Wegen der Gefährdungslage für andere Mieter dürfte hier wohl auch ein Selbsthilferecht des Vermieters zu bejahen sein. Dieser kann unserer Auffassung die Pflanzen sicherstellen und wegschließen. Wiederholte Zuwiderhandlungen trotz Abmahnungen würden dann auch die Kündigung rechtfertigen. Daneben sollte dann aber auch die örtlichen Ordnungsbehörden eingeschaltet werden.
Ort und Anzahl für Anbau
In seiner Wohnung bzw. auf seinem Balkon/ Garten kann der Mieter dagegen seine Cannabis-Pflanzen im Rahmen der gesetzlichen Vorgaben ohne Weiteres anbauen und aufstellen.

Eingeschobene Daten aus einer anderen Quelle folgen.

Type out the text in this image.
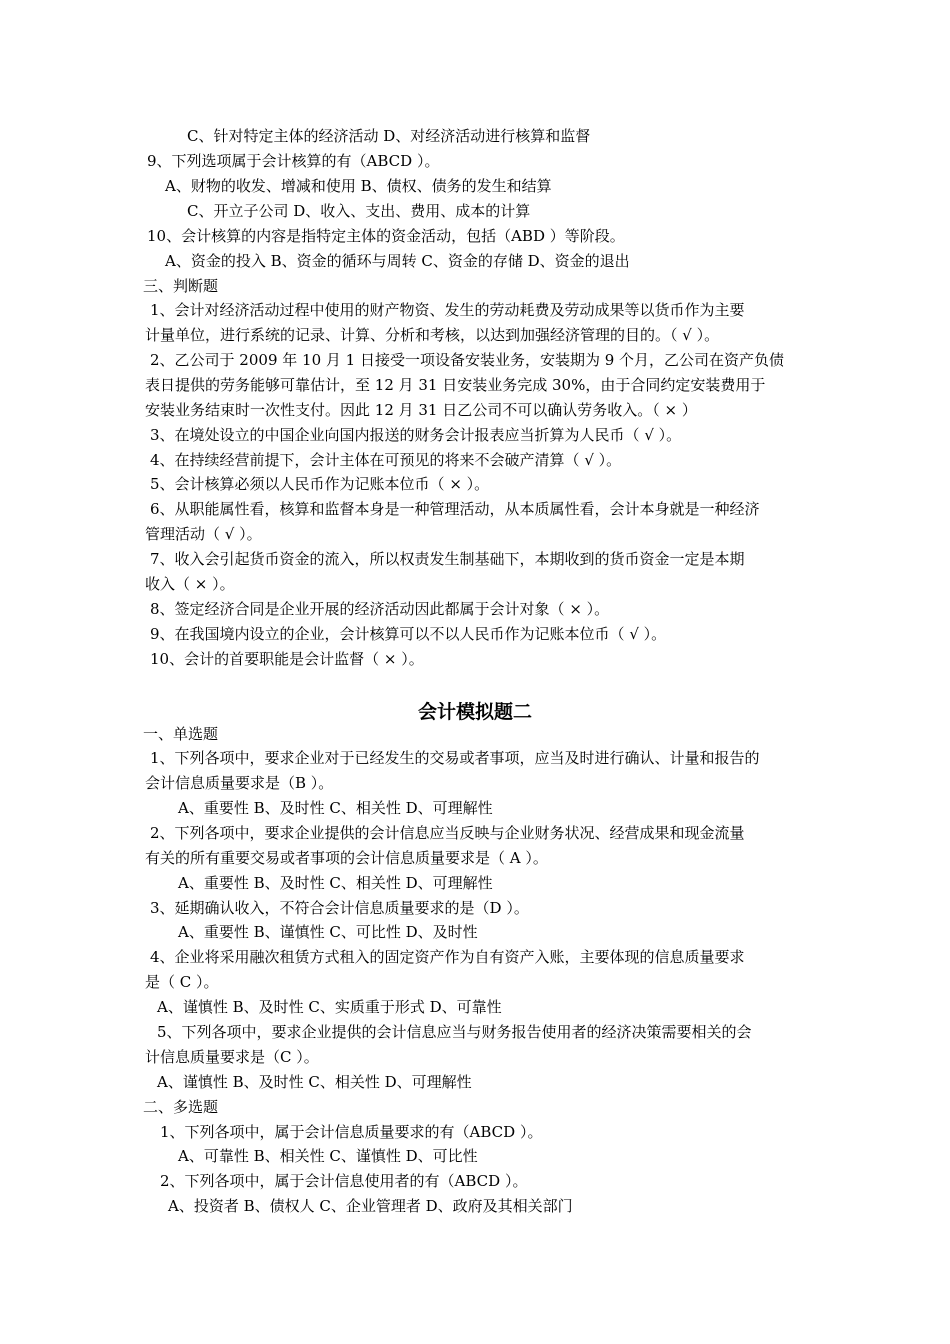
C、针对特定主体的经济活动 D、对经济活动进行核算和监督
9、下列选项属于会计核算的有（ABCD ）。
A、财物的收发、增减和使用 B、债权、债务的发生和结算
C、开立子公司 D、收入、支出、费用、成本的计算
10、会计核算的内容是指特定主体的资金活动，包括（ABD ）等阶段。
A、资金的投入 B、资金的循环与周转 C、资金的存储 D、资金的退出
三、判断题
1、会计对经济活动过程中使用的财产物资、发生的劳动耗费及劳动成果等以货币作为主要
计量单位，进行系统的记录、计算、分析和考核，以达到加强经济管理的目的。（ √ ）。
2、乙公司于 2009 年 10 月 1 日接受一项设备安装业务，安装期为 9 个月，乙公司在资产负债
表日提供的劳务能够可靠估计，至 12 月 31 日安装业务完成 30%，由于合同约定安装费用于
安装业务结束时一次性支付。因此 12 月 31 日乙公司不可以确认劳务收入。（ × ）
3、在境处设立的中国企业向国内报送的财务会计报表应当折算为人民币（ √ ）。
4、在持续经营前提下，会计主体在可预见的将来不会破产清算（ √ ）。
5、会计核算必须以人民币作为记账本位币（ × ）。
6、从职能属性看，核算和监督本身是一种管理活动，从本质属性看，会计本身就是一种经济
管理活动（ √ ）。
7、收入会引起货币资金的流入，所以权责发生制基础下，本期收到的货币资金一定是本期
收入（ × ）。
8、签定经济合同是企业开展的经济活动因此都属于会计对象（ × ）。
9、在我国境内设立的企业，会计核算可以不以人民币作为记账本位币（ √ ）。
10、会计的首要职能是会计监督（ × ）。
会计模拟题二
一、单选题
1、下列各项中，要求企业对于已经发生的交易或者事项，应当及时进行确认、计量和报告的
会计信息质量要求是（B ）。
A、重要性 B、及时性 C、相关性 D、可理解性
2、下列各项中，要求企业提供的会计信息应当反映与企业财务状况、经营成果和现金流量
有关的所有重要交易或者事项的会计信息质量要求是（ A ）。
A、重要性 B、及时性 C、相关性 D、可理解性
3、延期确认收入，不符合会计信息质量要求的是（D ）。
A、重要性 B、谨慎性 C、可比性 D、及时性
4、企业将采用融次租赁方式租入的固定资产作为自有资产入账，主要体现的信息质量要求
是（ C ）。
A、谨慎性 B、及时性 C、实质重于形式 D、可靠性
5、下列各项中，要求企业提供的会计信息应当与财务报告使用者的经济决策需要相关的会
计信息质量要求是（C ）。
A、谨慎性 B、及时性 C、相关性 D、可理解性
二、多选题
1、下列各项中，属于会计信息质量要求的有（ABCD ）。
A、可靠性 B、相关性 C、谨慎性 D、可比性
2、下列各项中，属于会计信息使用者的有（ABCD ）。
A、投资者 B、债权人 C、企业管理者 D、政府及其相关部门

Wie bereits eingangs geschildert, darf aber keine Plantage angelegt werden. Sämtliche über die Anzahl von insgesamt drei hinausgehenden Cannabis- oder Nutzhanfpflanzen sind unverzüglich und vollständig vom Mieter zu vernichten. Da die Wohnung und/oder der mitvermietete Garten rechtlich als befriedetes Besitztum des Mieters einzuordnen sind, kann der Eigentümer und Vermieter hier keine Selbsthilfemaßnahmen wie zuvor beschrieben ergreifen. Die Plantage im Garten müsste er den Behörden melden.
Rechtsbruch und Prüfung
Ob Verstöße gegen das KCanG derart auf die Rechtsbeziehung zwischen Mieter und Vermieter durchschlagen können, dass eine (fristlose) Kündigung gerechtfertigt wäre, müsste anhand des jeweiligen Einzelfalls geprüft werden.

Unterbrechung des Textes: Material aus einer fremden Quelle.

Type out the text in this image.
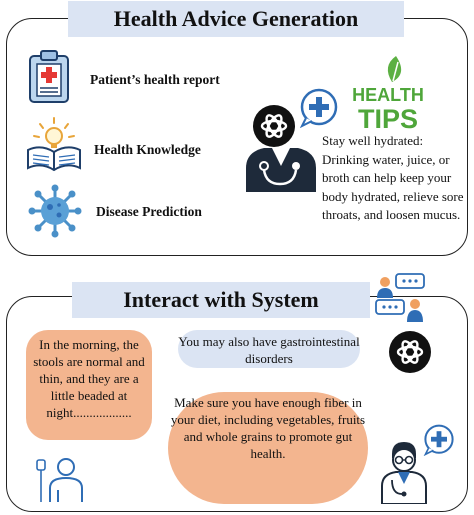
Health Advice Generation
Patient’s health report
Health Knowledge
Disease Prediction
HEALTH
TIPS
Stay well hydrated: Drinking water, juice, or broth can help keep your body hydrated, relieve sore throats, and loosen mucus.
Interact with System
In the morning, the stools are normal and thin, and they are a little beaded at night..................
You may also have gastrointestinal disorders
Make sure you have enough fiber in your diet, including vegetables, fruits and whole grains to promote gut health.
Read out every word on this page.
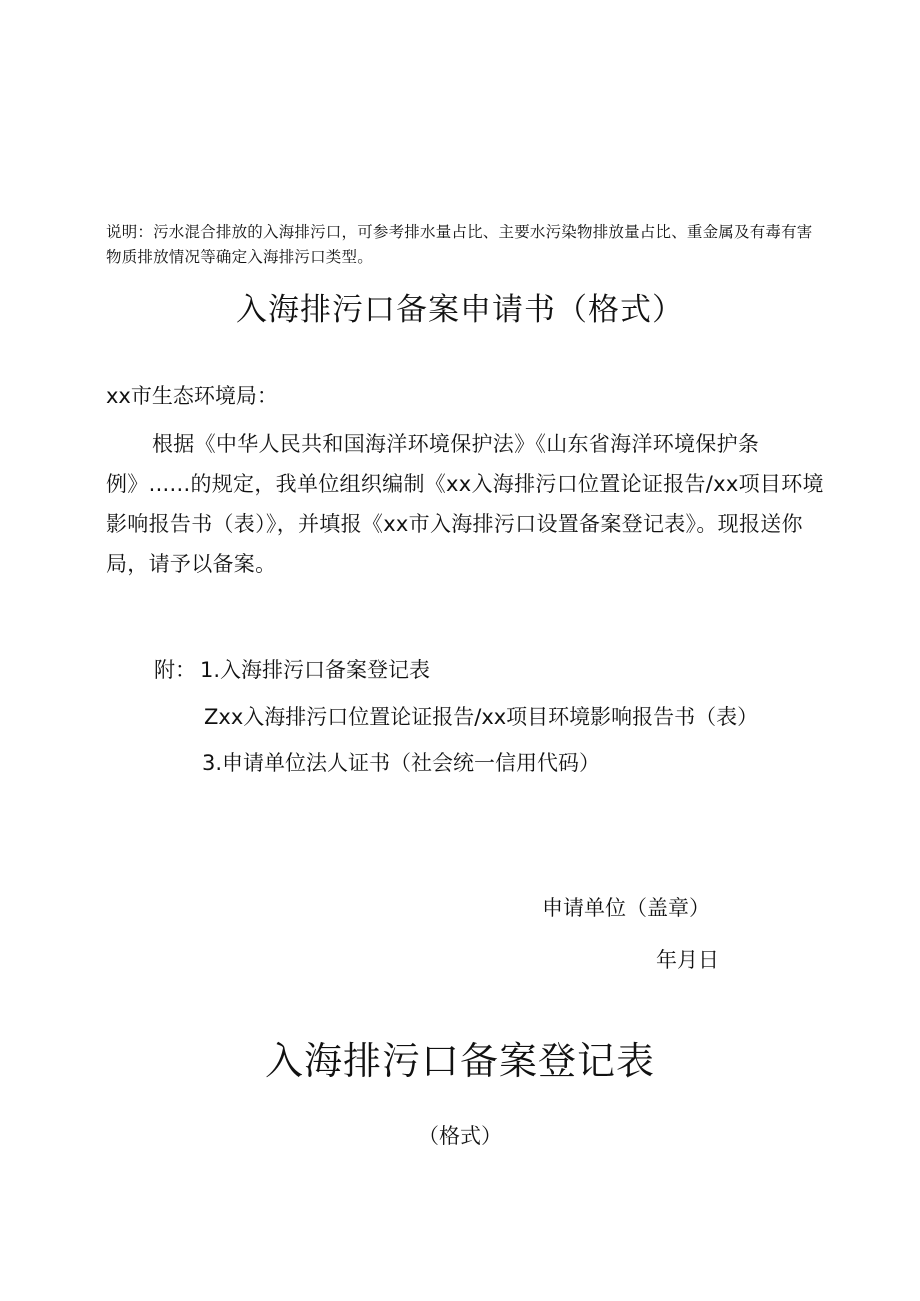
说明：污水混合排放的入海排污口，可参考排水量占比、主要水污染物排放量占比、重金属及有毒有害物质排放情况等确定入海排污口类型。
入海排污口备案申请书（格式）
xx市生态环境局：
根据《中华人民共和国海洋环境保护法》《山东省海洋环境保护条例》......的规定，我单位组织编制《xx入海排污口位置论证报告/xx项目环境影响报告书（表）》，并填报《xx市入海排污口设置备案登记表》。现报送你局，请予以备案。
附： 1.入海排污口备案登记表
Zxx入海排污口位置论证报告/xx项目环境影响报告书（表）
3.申请单位法人证书（社会统一信用代码）
申请单位（盖章）
年月日
入海排污口备案登记表
（格式）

So war nach „altem Recht“ eine Kündigung durchaus zulässig, wenn in großen Mengen Cannabispflanzen in der Wohnung professionell gezüchtet und weiterverarbeitet wurden (AG Karlsruhe, Urteil vom 3.02.2017, Az. 6 C 2930/16). Diese Rechtsprechung dürfte auch heute noch anwendbar sein, wenn der Bereich der Ordnungswidrigkeit verlassen und strafbares Verhalten nachgewiesen ist (Drogenhandel usw.). Zweifelhaft war aber schon nach alten Recht, ob allein aufgrund von strafbaren Besitzes von Marihuana einem Mieter gekündigt werden konnte (verneinend: AG Frankfurt, Urteil vom 08.02.2019, Az. 33 C 2802/18).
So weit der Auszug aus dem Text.